There are also other factors. The state of California, as well as the San Diego Convention and Visitors Bureau, have suffered significant budget cuts, resulting in decreased destination marketing. We've seen El Nino-like rains hit our region and we are battling against the perception that San Diego is an expensive destination.
All said, we project a small increase in tourism revenue compared to 2004. In 2005, the total number of visitors to our region is projected to reach 27.5 million, an increase of 1.7 percent over 2004 projections. Overall visitor spending is estimated to hit the $5.9 billion mark, representing a 4.9 percent increase over 2004 projected spending figures, mostly due to inflation.

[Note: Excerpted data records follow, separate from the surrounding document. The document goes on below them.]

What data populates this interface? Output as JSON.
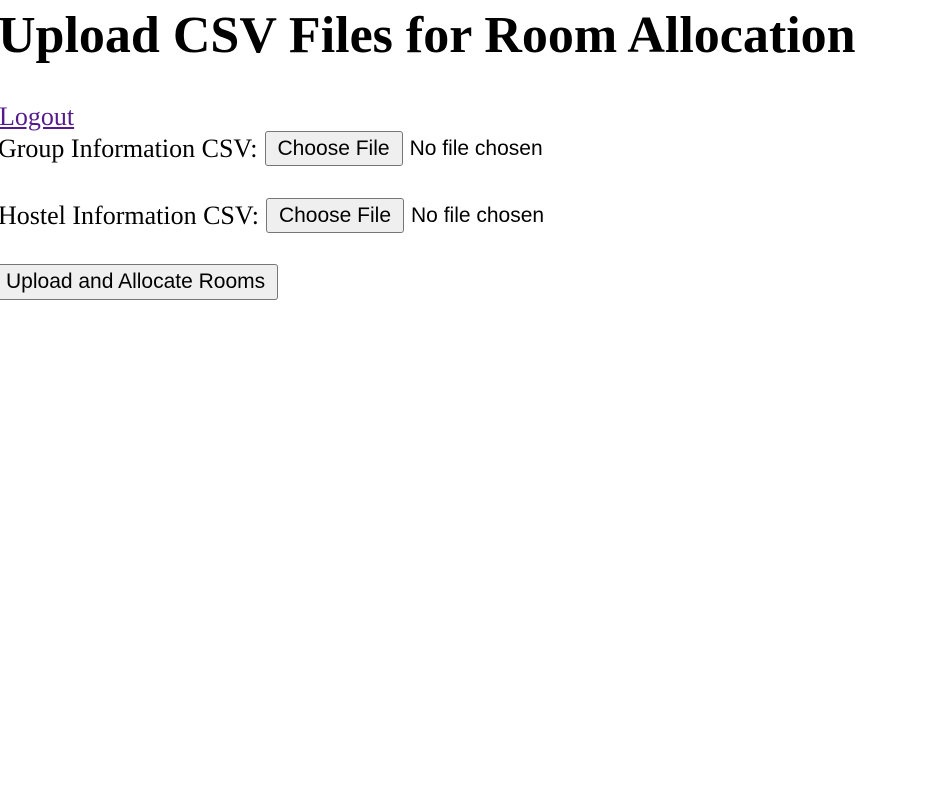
{
  "page": {
    "title": "Upload CSV Files for Room Allocation"
  },
  "nav": {
    "logout_label": "Logout"
  },
  "form": {
    "group_field": {
      "label": "Group Information CSV:",
      "button_label": "Choose File",
      "status": "No file chosen"
    },
    "hostel_field": {
      "label": "Hostel Information CSV:",
      "button_label": "Choose File",
      "status": "No file chosen"
    },
    "submit_label": "Upload and Allocate Rooms"
  },
  "colors": {
    "link_visited": "#551a8b",
    "button_bg": "#efefef",
    "button_border": "#767676"
  }
}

Much of this growth will come from San Diego's leisure travel market, which remains our region's largest travel segment. Last year, San Diego fared better than many of its competitors because of its position as a popular drive market (68 percent of all overnight visitors use their own vehicle to travel to the region) and the success of the ConVis branding campaign, which sells the region as a relaxing and fun vacation experience.
Some 70 percent of the area's overnight visitors come from the Western region of the United States and San Diego already enjoys a strong reputation as a popular destination for parents with children, baby boomer couples and extended family groups among this market base.
Our research shows that there is another trend developing among our visitors that includes the "urban experience." The exciting developments in San Diego's downtown area will definitely enhance our reputation as an up-and-coming city with an exciting urban core.
Those of us who work and live downtown can't ignore the ever-increasing presence of cruise ships at the Embarcadero -- lined up three in a row at times. San Diego's cruise ship industry is expected to contribute significantly to the health of the city's tourism in 2005. According to the Port of San Diego, 225 cruises will depart from San Diego in 2005, carrying more than 500,000 passengers, an increase of well over 10 percent compared to last year.
The forecast for San Diego's convention and meetings industry looks promising for 2005. As of November 2004, the San Diego Convention Center reports 453,350 attendees and 625,262 room nights booked for citywide conventions in 2005. This is 13,000 more room nights than were blocked in 2004, pointing to fact that San Diego can expect a solid year of convention center activity. San Diego recently had the opportunity to showcase its outstanding convention amenities directly to more than 2,700 meeting professionals who were in town the last week of January to attend the Meeting Professionals International (MPI) educational conference.
Again, while we are optimistic that our region's visitor industry will continue to grow moderately this year, we cannot lose track of the fact that many other destinations are competing for our business. Los Angeles, Anaheim, Orlando and Phoenix ended 2004 with an increase of 5 percent to 15 percent in visitor numbers. Disney and Las Vegas will be major threats in 2005, as they have incredibly fat marketing budgets to generate advertising to lure away our potential visitors.
Marketing your product has a direct relationship with your sales. San Diego's product is changing rapidly and the offerings are relevant and desired by travelers around the world, but if San Diego can't make noise to tell people about it, we won't see increased sales for future years.